Sevgiliye dilarâm, yani gönlü dinlendiren derler.
Gönül onunla dinlenir, huzura kavuşur demektir.

O halde o başka biri ile nasıl sükûnet ve karar bulur?
Bu zevklerin, arzuların hepsi bir merdivene benzer.

Merdiven basamakları oturup kalmaya elverişli değildir, üzerine basıp geçmek için yapılmıştır.

Uzun yolu kısaltmak için ve ömrünü bu merdiven basamaklarında ziyan etmemek için, çabuk uyanan ve durumdan haberi olan kimseye ne mutlu!

Biri:
“ Moğollar mallarımızı alıyorlar, ara sıra da onlar bize mallarını bağışlıyorlar.
Acaba bunun hükmü nasıl olur?” diye sordu.

(Mevlana Hazretleri) Buyurdu ki:
Moğolların aldığı her şey, tıpkı Tanrı’nın hazinesine girmiş gibidir.

Mesela denizden bir testi veya küpü doldurup çıkarırsan, o senin malın olur.

Mademki su testide veya küptedir, buna kimse karışamaz ve senin iznin olmadan su alan herkes gasıp (Kapmış) olur.

Fakat bu su tekrar denize dökülürse, o herkese helaldir ve artık senin malın olmaktan çıkmıştır.

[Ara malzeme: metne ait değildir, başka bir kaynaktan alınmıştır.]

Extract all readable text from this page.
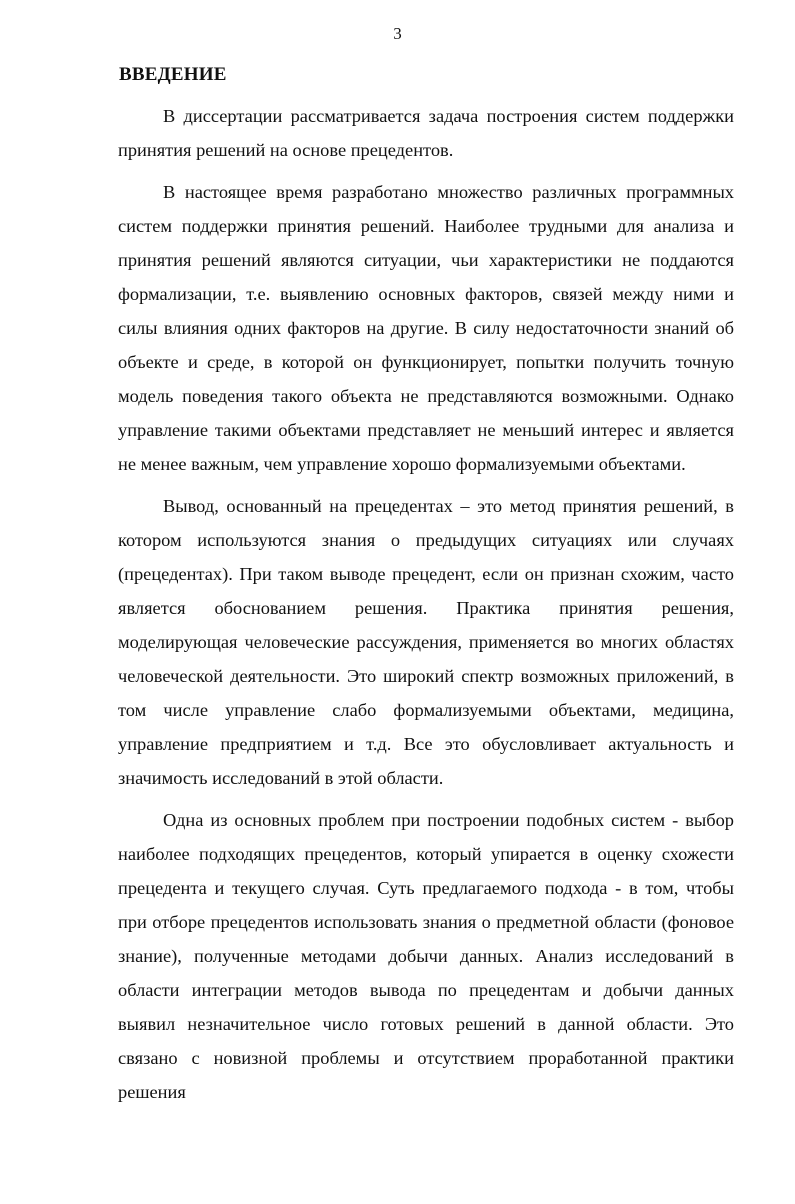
3
ВВЕДЕНИЕ

В диссертации рассматривается задача построения систем поддержки принятия решений на основе прецедентов.

В настоящее время разработано множество различных программных систем поддержки принятия решений. Наиболее трудными для анализа и принятия решений являются ситуации, чьи характеристики не поддаются формализации, т.е. выявлению основных факторов, связей между ними и силы влияния одних факторов на другие. В силу недостаточности знаний об объекте и среде, в которой он функционирует, попытки получить точную модель поведения такого объекта не представляются возможными. Однако управление такими объектами представляет не меньший интерес и является не менее важным, чем управление хорошо формализуемыми объектами.

Вывод, основанный на прецедентах – это метод принятия решений, в котором используются знания о предыдущих ситуациях или случаях (прецедентах). При таком выводе прецедент, если он признан схожим, часто является обоснованием решения. Практика принятия решения, моделирующая человеческие рассуждения, применяется во многих областях человеческой деятельности. Это широкий спектр возможных приложений, в том числе управление слабо формализуемыми объектами, медицина, управление предприятием и т.д. Все это обусловливает актуальность и значимость исследований в этой области.

Одна из основных проблем при построении подобных систем - выбор наиболее подходящих прецедентов, который упирается в оценку схожести прецедента и текущего случая. Суть предлагаемого подхода - в том, чтобы при отборе прецедентов использовать знания о предметной области (фоновое знание), полученные методами добычи данных. Анализ исследований в области интеграции методов вывода по прецедентам и добычи данных выявил незначительное число готовых решений в данной области. Это связано с новизной проблемы и отсутствием проработанной практики решения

Bu bakımdan bizim malımız onlara haram, onların malı bize helal olur.

                                     *
İslam dininde evlenmemek yoktur.
Topluluk rahmettir.”
(Hadis)

Mustafa (Tanrı’nın salâtı onun üzerine olsun) toplulukla çalıştı.
Çünkü ruhların topluluğunun çok büyük eserleri vardır.
İnsan tek ve yalnızken bu eser hâsıl (Ortaya çıkmaz).

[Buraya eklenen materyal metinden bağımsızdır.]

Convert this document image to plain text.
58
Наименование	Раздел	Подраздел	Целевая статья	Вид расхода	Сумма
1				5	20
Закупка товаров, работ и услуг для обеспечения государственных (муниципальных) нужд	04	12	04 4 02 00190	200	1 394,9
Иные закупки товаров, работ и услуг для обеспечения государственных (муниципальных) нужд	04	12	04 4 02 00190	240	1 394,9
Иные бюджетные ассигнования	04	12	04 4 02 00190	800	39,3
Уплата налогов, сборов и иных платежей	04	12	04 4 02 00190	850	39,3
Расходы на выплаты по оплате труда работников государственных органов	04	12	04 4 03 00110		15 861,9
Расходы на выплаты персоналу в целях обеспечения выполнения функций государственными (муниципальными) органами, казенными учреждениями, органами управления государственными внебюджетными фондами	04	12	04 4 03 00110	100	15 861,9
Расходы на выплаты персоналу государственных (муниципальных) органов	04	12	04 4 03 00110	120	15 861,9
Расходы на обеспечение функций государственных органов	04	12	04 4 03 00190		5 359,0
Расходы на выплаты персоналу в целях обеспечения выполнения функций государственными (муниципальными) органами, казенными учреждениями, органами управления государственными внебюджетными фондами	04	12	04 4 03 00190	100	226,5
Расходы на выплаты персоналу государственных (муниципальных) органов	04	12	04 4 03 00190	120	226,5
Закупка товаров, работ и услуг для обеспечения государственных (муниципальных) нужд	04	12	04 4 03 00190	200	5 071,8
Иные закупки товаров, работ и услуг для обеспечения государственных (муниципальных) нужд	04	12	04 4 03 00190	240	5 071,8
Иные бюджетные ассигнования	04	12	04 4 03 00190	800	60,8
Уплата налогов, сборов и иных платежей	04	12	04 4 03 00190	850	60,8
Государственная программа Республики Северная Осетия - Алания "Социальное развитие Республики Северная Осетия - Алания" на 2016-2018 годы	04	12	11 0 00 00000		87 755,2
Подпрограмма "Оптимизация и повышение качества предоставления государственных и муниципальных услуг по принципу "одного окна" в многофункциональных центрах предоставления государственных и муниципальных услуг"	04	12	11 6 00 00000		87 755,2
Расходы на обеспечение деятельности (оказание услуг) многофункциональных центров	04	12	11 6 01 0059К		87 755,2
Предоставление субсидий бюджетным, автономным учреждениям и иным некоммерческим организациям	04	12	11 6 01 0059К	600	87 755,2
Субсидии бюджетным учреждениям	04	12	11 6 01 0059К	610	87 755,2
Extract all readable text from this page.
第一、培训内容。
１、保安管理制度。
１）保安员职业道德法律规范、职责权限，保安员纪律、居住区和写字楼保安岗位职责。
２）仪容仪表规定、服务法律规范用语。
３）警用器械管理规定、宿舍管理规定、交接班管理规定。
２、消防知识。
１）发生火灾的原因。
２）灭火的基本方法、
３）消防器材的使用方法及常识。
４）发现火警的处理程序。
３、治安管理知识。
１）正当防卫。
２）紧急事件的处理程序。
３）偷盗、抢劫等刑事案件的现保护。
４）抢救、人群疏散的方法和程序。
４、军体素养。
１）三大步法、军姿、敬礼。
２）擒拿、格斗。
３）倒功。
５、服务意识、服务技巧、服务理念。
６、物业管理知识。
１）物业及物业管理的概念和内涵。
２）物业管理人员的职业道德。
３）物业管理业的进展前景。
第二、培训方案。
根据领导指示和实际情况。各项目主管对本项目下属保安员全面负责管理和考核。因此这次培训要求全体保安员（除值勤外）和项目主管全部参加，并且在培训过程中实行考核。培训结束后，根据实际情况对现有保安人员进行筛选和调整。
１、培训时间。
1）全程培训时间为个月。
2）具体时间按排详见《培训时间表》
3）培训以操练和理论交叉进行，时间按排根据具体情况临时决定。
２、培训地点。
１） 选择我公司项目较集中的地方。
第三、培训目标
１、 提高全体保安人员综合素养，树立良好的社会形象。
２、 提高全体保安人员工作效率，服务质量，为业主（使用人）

Mescitleri yapmanın sırrı, mahalle halkının orada toplanması, Tanrı’nın rahmeti ve (Elde edilecek faydanın) artmasıdır.

Evlerin ayrı-ayrı olmasının faydası ise (İnsanları) ayırmak ve ayıplarını örtmekten ibarettir.

Camiyi şehir halkının toplanması için yapmışlardır.
Kâbe’yi ziyaret etmeyi de dünyadaki insanların çoğunun, birçok şehirlerden ve iklim bölgelerinden gelip orada toplanmaları için vacip (Mecbur) kıldılar.

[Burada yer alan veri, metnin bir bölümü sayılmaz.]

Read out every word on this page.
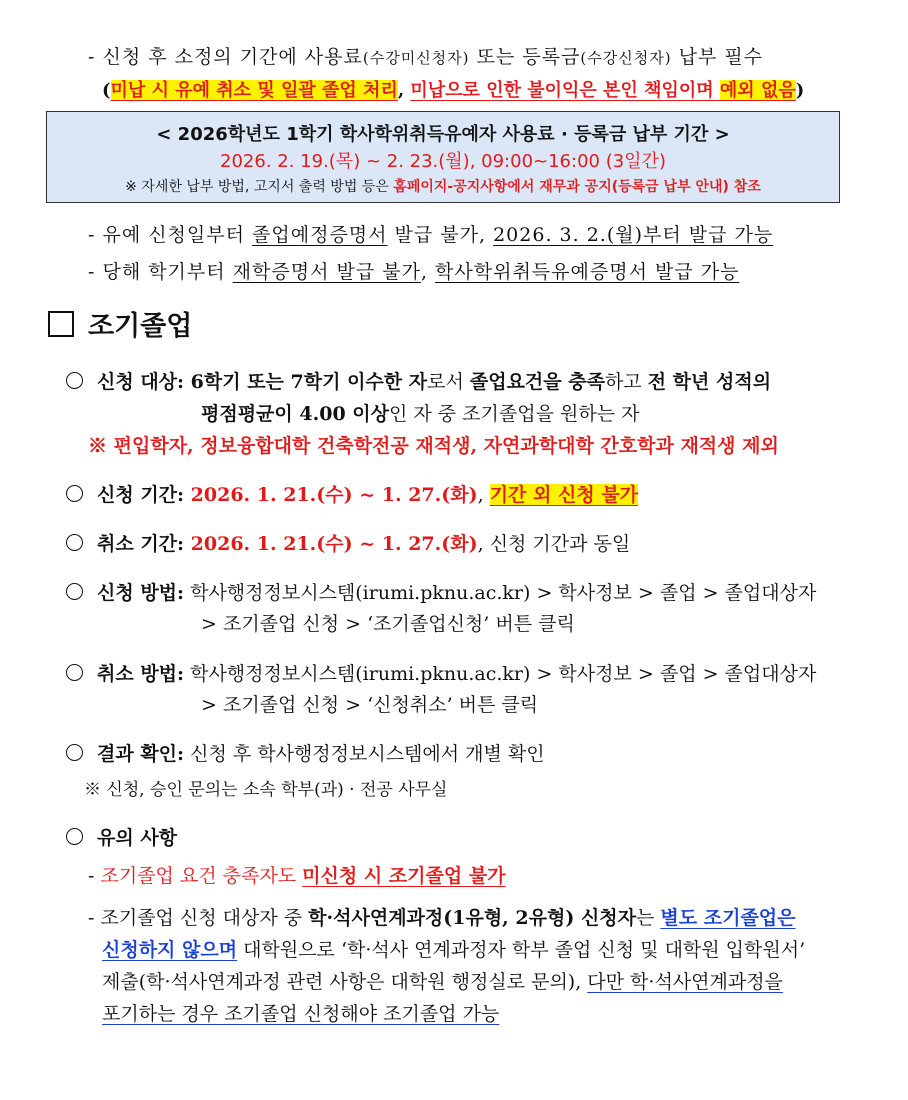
- 신청 후 소정의 기간에 사용료(수강미신청자) 또는 등록금(수강신청자) 납부 필수
(미납 시 유예 취소 및 일괄 졸업 처리, 미납으로 인한 불이익은 본인 책임이며 예외 없음)
< 2026학년도 1학기 학사학위취득유예자 사용료 · 등록금 납부 기간 >
2026. 2. 19.(목) ~ 2. 23.(월), 09:00~16:00 (3일간)
※ 자세한 납부 방법, 고지서 출력 방법 등은 홈페이지-공지사항에서 재무과 공지(등록금 납부 안내) 참조
- 유예 신청일부터 졸업예정증명서 발급 불가, 2026. 3. 2.(월)부터 발급 가능
- 당해 학기부터 재학증명서 발급 불가, 학사학위취득유예증명서 발급 가능
조기졸업
신청 대상: 6학기 또는 7학기 이수한 자로서 졸업요건을 충족하고 전 학년 성적의
평점평균이 4.00 이상인 자 중 조기졸업을 원하는 자
※ 편입학자, 정보융합대학 건축학전공 재적생, 자연과학대학 간호학과 재적생 제외
신청 기간: 2026. 1. 21.(수) ~ 1. 27.(화), 기간 외 신청 불가
취소 기간: 2026. 1. 21.(수) ~ 1. 27.(화), 신청 기간과 동일
신청 방법: 학사행정정보시스템(irumi.pknu.ac.kr) > 학사정보 > 졸업 > 졸업대상자
> 조기졸업 신청 > ‘조기졸업신청’ 버튼 클릭
취소 방법: 학사행정정보시스템(irumi.pknu.ac.kr) > 학사정보 > 졸업 > 졸업대상자
> 조기졸업 신청 > ‘신청취소’ 버튼 클릭
결과 확인: 신청 후 학사행정정보시스템에서 개별 확인
※ 신청, 승인 문의는 소속 학부(과) · 전공 사무실
유의 사항
- 조기졸업 요건 충족자도 미신청 시 조기졸업 불가
- 조기졸업 신청 대상자 중 학·석사연계과정(1유형, 2유형) 신청자는 별도 조기졸업은
신청하지 않으며 대학원으로 ‘학·석사 연계과정자 학부 졸업 신청 및 대학원 입학원서’
제출(학·석사연계과정 관련 사항은 대학원 행정실로 문의), 다만 학·석사연계과정을
포기하는 경우 조기졸업 신청해야 조기졸업 가능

                                         *
Biri dedi ki:
Moğollar ilk önce buraya gelince çır-çıplaktılar.
Binek hayvanları öküzdü, silahları odundandı.

Şimdi haşmet ve azamet sahibi oldular, karınları doydu.
En güzel Arap atları ve en iyi silahlar onların elinde bulunuyor.

(Mevlana Hazretleri) Buyurdu ki:
Onların gönülleri kırık ve kuvvetleri yokken, Tanrı yalvarmalarını kabul ve onlara yardım etti.

Şimdi ise bu kadar muhteşem ve kuvvetli oldukları şu anda, halkın (Fakirliği), zayıflığı vasıtasıyla Yüce Tanrı onları yok edecektir, o zaman hepsinin Tanrı’nın inayeti ve yardımı olduğunu, dünyayı bununla zapt ettiklerini, yoksa başarılarının karşılığı olmadığını anlamaları için, halkın zaafı (Düşkünlük, zayıflık) ile onları yok eder.

Önce insanlardan uzak, fakir, çırçıplak ve acınacak bir halde çölde yaşarken, yalnız onlardan bazıları ticaret yapmak için Harezm Vilayetine (Özbekistan, Türkmenistan sınırı içinde Ceyhun nehri kenarlarına) geliyor, alışveriş ediyor, kendileri için elbiselik keten alıyorlardı.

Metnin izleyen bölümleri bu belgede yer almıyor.